Kommentar

Überfälliger Schritt

Archivartikel

Heike Rentsch plädiert für Konsumräume

Wer in den 1980er- und 1990er-Jahren in Frankfurt oder Zürich unterwegs war, sah dort schockierende Bilder. Drogenabhängige konsumierten öffentlich ihr Heroin und lagen dann – teils noch mit Spritze im Arm – wie tot auf Bänken oder in Parks wie dem berüchtigten Züricher Platzspitz.
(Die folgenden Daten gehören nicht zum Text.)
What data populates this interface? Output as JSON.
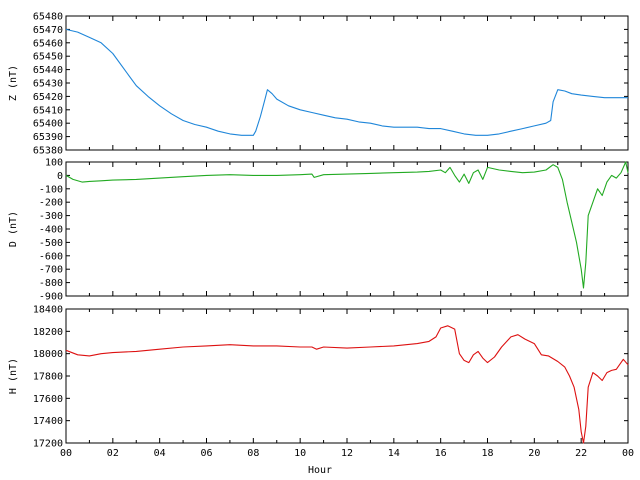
{
  "chart_data": [
    {
      "type": "line",
      "ylabel": "Z (nT)",
      "ylim": [
        65380,
        65480
      ],
      "yticks": [
        65380,
        65390,
        65400,
        65410,
        65420,
        65430,
        65440,
        65450,
        65460,
        65470,
        65480
      ],
      "color": "#1f86d9",
      "series": [
        {
          "x": [
            0,
            0.5,
            1,
            1.5,
            2,
            2.5,
            3,
            3.5,
            4,
            4.5,
            5,
            5.5,
            6,
            6.5,
            7,
            7.5,
            8,
            8.1,
            8.3,
            8.5,
            8.6,
            8.8,
            9,
            9.5,
            10,
            10.5,
            11,
            11.5,
            12,
            12.5,
            13,
            13.5,
            14,
            14.5,
            15,
            15.5,
            16,
            16.5,
            17,
            17.5,
            18,
            18.5,
            19,
            19.5,
            20,
            20.5,
            20.7,
            20.8,
            21,
            21.3,
            21.6,
            22,
            22.5,
            23,
            23.5,
            24
          ],
          "values": [
            65470,
            65468,
            65464,
            65460,
            65452,
            65440,
            65428,
            65420,
            65413,
            65407,
            65402,
            65399,
            65397,
            65394,
            65392,
            65391,
            65391,
            65394,
            65405,
            65418,
            65425,
            65422,
            65418,
            65413,
            65410,
            65408,
            65406,
            65404,
            65403,
            65401,
            65400,
            65398,
            65397,
            65397,
            65397,
            65396,
            65396,
            65394,
            65392,
            65391,
            65391,
            65392,
            65394,
            65396,
            65398,
            65400,
            65402,
            65416,
            65425,
            65424,
            65422,
            65421,
            65420,
            65419,
            65419,
            65419
          ]
        }
      ]
    },
    {
      "type": "line",
      "ylabel": "D (nT)",
      "ylim": [
        -900,
        100
      ],
      "yticks": [
        -900,
        -800,
        -700,
        -600,
        -500,
        -400,
        -300,
        -200,
        -100,
        0,
        100
      ],
      "color": "#22aa22",
      "series": [
        {
          "x": [
            0,
            0.3,
            0.7,
            1,
            1.5,
            2,
            3,
            4,
            5,
            6,
            7,
            8,
            9,
            10,
            10.5,
            10.6,
            11,
            12,
            13,
            14,
            15,
            15.5,
            16,
            16.2,
            16.4,
            16.6,
            16.8,
            17,
            17.2,
            17.4,
            17.6,
            17.8,
            18,
            18.5,
            19,
            19.5,
            20,
            20.5,
            20.8,
            21,
            21.2,
            21.4,
            21.6,
            21.8,
            22,
            22.1,
            22.2,
            22.3,
            22.5,
            22.7,
            22.9,
            23.1,
            23.3,
            23.5,
            23.7,
            23.9,
            24
          ],
          "values": [
            0,
            -30,
            -50,
            -45,
            -40,
            -35,
            -30,
            -20,
            -10,
            0,
            5,
            0,
            0,
            5,
            10,
            -15,
            5,
            10,
            15,
            20,
            25,
            30,
            40,
            20,
            60,
            0,
            -50,
            10,
            -60,
            20,
            40,
            -30,
            60,
            40,
            30,
            20,
            25,
            40,
            80,
            60,
            -30,
            -200,
            -350,
            -500,
            -700,
            -840,
            -650,
            -300,
            -200,
            -100,
            -150,
            -50,
            0,
            -20,
            20,
            100,
            20
          ]
        }
      ]
    },
    {
      "type": "line",
      "xlabel": "Hour",
      "ylabel": "H (nT)",
      "xticks": [
        "00",
        "02",
        "04",
        "06",
        "08",
        "10",
        "12",
        "14",
        "16",
        "18",
        "20",
        "22",
        "00"
      ],
      "ylim": [
        17200,
        18400
      ],
      "yticks": [
        17200,
        17400,
        17600,
        17800,
        18000,
        18200,
        18400
      ],
      "color": "#dd1111",
      "series": [
        {
          "x": [
            0,
            0.5,
            1,
            1.5,
            2,
            3,
            4,
            5,
            6,
            7,
            8,
            9,
            10,
            10.5,
            10.7,
            11,
            12,
            13,
            14,
            15,
            15.5,
            15.8,
            16,
            16.3,
            16.6,
            16.8,
            17,
            17.2,
            17.4,
            17.6,
            17.8,
            18,
            18.3,
            18.6,
            19,
            19.3,
            19.6,
            20,
            20.3,
            20.6,
            21,
            21.3,
            21.5,
            21.7,
            21.9,
            22,
            22.1,
            22.2,
            22.3,
            22.5,
            22.7,
            22.9,
            23.1,
            23.3,
            23.5,
            23.8,
            24
          ],
          "values": [
            18030,
            17990,
            17980,
            18000,
            18010,
            18020,
            18040,
            18060,
            18070,
            18080,
            18070,
            18070,
            18060,
            18060,
            18040,
            18060,
            18050,
            18060,
            18070,
            18090,
            18110,
            18150,
            18230,
            18250,
            18220,
            18000,
            17940,
            17920,
            17990,
            18020,
            17960,
            17920,
            17970,
            18060,
            18150,
            18170,
            18130,
            18090,
            17990,
            17980,
            17930,
            17880,
            17800,
            17700,
            17500,
            17300,
            17200,
            17350,
            17700,
            17830,
            17800,
            17760,
            17830,
            17850,
            17860,
            17950,
            17900
          ]
        }
      ]
    }
  ]
}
Heute sind solche Bilder zum Glück seltener geworden. Auch dank der Drogenkonsumräume, die in beiden Städten 1994 eingerichtet wurden. Sie ermöglichten Hundertausenden einen Konsum unter hygienischen Umständen – Infektionen mit HIV oder Hepatitis konnten so verhindert werden. Das schnelle Eingreifen von Mitarbeitern bei Drogennotfällen rettete unzähligen Abhängigen das Leben. Auch liegen in Städten mit Fixer-Stuben weniger Spritzen herum – wie das teilweise heute noch in Mannheim auf Spielplätzen der Fall ist – , und Junkies sind nicht mehr so in der Öffentlichkeit präsent.

Anwohner einbeziehen

Dass harte Drogen wie Heroin Menschen ins Verderben stürzen und töten können, muss nicht diskutiert werden. Auch nicht, dass es besser wäre, wenn überhaupt keine Drogen konsumiert werden würden. Sicher ist aber auch, dass alleine ein Verbot niemandem hilft. Das hat die repressive Drogenpolitik der vergangenen Jahrzehnte mehr als deutlich gezeigt.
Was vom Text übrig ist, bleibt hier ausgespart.